ADR-006: Extension and Plugin Architecture

Status

Accepted (2025-03-01)

Context

paiOS aims to be an extensible operating system where third-party developers can build “Apps” (extensions) that leverage the core AI capabilities. However, we face critical challenges:

Stability: A crashing extension must not take down the OS or the core Engine.
Security: Extensions may access hardware (camera, mic) only when explicitly granted permission.
Licensing: A hard boundary is required between the AGPL-3.0 core and potentially proprietary extensions (see ADR-001).
Polyglot Support: Support multiple extension languages (e.g. Python, Node.js, Rust) using stable, well-known runtimes and tooling (don’t reinvent the wheel), with low maintenance overhead and performance suitable for embedded targets.

Decision

We adopt an Out-of-Process plugin architecture using gRPC over Unix Domain Sockets (UDS).

1. Process Isolation

Each extension runs as a separate OS process.
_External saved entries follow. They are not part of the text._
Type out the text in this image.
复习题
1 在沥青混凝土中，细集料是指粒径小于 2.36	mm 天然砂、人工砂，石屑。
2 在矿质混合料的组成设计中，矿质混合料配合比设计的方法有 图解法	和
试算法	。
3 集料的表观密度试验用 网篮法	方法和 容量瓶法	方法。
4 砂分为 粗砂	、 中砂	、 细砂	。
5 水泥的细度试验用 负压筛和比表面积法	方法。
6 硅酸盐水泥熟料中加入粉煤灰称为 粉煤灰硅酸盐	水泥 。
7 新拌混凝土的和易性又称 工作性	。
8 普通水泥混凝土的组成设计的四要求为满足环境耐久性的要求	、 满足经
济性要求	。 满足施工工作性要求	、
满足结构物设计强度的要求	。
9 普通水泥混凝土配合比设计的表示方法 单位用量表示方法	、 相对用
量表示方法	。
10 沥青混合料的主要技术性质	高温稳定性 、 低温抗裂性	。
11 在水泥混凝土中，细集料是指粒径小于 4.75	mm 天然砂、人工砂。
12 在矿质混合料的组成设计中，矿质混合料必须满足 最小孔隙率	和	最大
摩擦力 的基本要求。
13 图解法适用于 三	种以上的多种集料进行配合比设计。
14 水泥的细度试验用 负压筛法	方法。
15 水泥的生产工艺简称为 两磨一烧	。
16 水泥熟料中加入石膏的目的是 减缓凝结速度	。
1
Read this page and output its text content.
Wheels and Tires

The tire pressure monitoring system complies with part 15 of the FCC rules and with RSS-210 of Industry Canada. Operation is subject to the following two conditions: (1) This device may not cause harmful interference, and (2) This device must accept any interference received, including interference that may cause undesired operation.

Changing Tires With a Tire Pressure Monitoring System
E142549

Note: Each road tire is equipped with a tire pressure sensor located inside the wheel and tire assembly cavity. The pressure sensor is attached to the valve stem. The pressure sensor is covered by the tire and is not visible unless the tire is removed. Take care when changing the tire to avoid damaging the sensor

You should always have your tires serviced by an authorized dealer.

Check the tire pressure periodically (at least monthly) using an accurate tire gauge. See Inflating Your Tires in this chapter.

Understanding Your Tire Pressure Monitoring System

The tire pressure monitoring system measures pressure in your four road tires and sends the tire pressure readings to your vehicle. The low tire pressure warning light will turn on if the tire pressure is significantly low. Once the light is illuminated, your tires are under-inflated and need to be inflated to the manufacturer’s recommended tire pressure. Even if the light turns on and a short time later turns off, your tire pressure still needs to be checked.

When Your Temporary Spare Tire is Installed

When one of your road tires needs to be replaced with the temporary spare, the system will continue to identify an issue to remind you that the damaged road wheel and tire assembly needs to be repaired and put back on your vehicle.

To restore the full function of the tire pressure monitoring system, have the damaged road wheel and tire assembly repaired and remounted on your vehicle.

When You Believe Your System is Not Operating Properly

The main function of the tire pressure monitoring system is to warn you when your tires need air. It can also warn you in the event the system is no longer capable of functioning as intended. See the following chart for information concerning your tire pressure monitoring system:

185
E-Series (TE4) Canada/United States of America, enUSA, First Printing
This ensures:

Fault Isolation: If an extension segfaults, the Engine remains unaffected.
Resource Quotas: We can use cgroups (via systemd) to limit CPU/RAM per extension.
License Boundary: Separate address spaces satisfy the LGPL/AGPL linking requirements for non-derivative works.

2. Communication Protocol (IPC)

We use gRPC (with Protobuf) over Unix Domain Sockets.

Why gRPC?: Strongly typed contracts, wide language support (Rust, Python, Node, Go), and high performance.
Why UDS?: More secure than TCP (file permissions), lower latency (no TCP handshake/overhead).

3. Extension Lifecycle

The Engine manages the lifecycle of all extensions:

Discovery: Engine scans /apps/ directory for manifest.json files.
Registration: Extension registers its capabilities (e.g., “I provide a weather tool”) on startup.
Initialization: Engine starts the extension process via systemd or directly.
Runtime: Extension listens on a unique UDS path defined by the Engine.
Termination: Engine sends SIGTERM / Shutdown signal on user request or system sleep.

4. API Contracts (The “api”)

The contract is defined in .proto files in the api/ directory.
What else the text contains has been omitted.